Unter dem Titel „Hollywood“ geht es auf eine musikalische Reise zum Broadway und eben nach Hollywood. Für die dramatische Liebesgeschichte um Scarlett O’Hara und Rhett Butler in „Vom Winde verweht“ schrieb Max Steiner im amerikanischen Exil die Musik. Auch der Ungar Miklós Rózsa emigrierte in die USA. Er selbst ist vielleicht eher unbekannt, Hitchcocks „Spellbound“ („Ich kämpfe um dich“) hingegen nicht, für die Rózsa die oscarprämierte Filmmusik komponierte.

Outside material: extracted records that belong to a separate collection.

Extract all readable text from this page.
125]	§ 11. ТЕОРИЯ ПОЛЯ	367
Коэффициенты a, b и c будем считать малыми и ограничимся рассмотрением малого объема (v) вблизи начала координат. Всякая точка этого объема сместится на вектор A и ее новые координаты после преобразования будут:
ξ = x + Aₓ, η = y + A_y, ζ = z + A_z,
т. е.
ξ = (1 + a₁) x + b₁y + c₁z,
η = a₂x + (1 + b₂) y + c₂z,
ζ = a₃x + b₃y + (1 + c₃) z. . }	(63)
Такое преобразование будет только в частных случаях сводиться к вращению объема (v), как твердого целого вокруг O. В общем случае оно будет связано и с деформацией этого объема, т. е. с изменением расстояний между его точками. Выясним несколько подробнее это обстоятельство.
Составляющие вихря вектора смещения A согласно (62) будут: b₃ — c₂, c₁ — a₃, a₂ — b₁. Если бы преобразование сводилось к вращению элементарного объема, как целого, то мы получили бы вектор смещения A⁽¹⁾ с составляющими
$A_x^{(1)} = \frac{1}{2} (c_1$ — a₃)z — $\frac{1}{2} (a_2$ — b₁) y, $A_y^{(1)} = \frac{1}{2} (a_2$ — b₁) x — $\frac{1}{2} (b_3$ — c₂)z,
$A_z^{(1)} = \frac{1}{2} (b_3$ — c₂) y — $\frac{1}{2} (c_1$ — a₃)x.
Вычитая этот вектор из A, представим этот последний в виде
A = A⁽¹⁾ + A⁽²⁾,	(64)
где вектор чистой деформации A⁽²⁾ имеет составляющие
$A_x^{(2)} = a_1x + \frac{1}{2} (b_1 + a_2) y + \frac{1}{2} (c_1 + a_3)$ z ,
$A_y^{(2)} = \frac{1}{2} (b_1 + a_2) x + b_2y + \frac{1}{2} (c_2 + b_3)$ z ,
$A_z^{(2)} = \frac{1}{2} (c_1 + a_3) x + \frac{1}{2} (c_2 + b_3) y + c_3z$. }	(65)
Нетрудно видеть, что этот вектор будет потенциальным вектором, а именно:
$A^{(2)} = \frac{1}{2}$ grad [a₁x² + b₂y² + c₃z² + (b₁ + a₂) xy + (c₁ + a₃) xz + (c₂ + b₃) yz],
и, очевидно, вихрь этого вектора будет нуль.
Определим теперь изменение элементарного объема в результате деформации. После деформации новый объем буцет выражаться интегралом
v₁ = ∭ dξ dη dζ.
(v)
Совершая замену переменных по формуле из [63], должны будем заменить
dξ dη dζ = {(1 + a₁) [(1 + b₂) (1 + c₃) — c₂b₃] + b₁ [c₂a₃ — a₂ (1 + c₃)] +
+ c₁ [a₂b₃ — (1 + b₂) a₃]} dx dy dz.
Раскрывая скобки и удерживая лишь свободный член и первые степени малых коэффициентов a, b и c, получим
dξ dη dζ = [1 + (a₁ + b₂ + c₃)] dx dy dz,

Erich Wolfgang Korngolds Violinkonzert atmet einerseits die Luft der „seriösen“ Wiener Jahre, ist andererseits gewürzt mit eigenen Filmmusikzitaten aus den USA. „On the Waterfront“ („Die Faust im Nacken“) ist Leonard Bernsteins einzige explizit für das Kino geschriebene Musik. Im Hafenarbeitermilieu angesiedelt, changiert der Filmklassiker von Elia Kazan zwischen sozialer Anspannung und brutaler Leidenschaft. Kurt Weills Suite für Violine und Orchester verbindet Lieder seiner deutschen Opern mit Songs seiner amerikanischen Musicals – sie wurde 2014 für Daniel Hope arrangiert.

In der Konzertpause sind Auszüge aus dem preisgekrönten Dokumentarfilm „Leonard Bernstein: Reflections“ des amerikanischen Filmemachers Peter Rosen aus dem Jahr 1978 im RWE Pavillon zu sehen. Der Eintritt hierzu ist frei.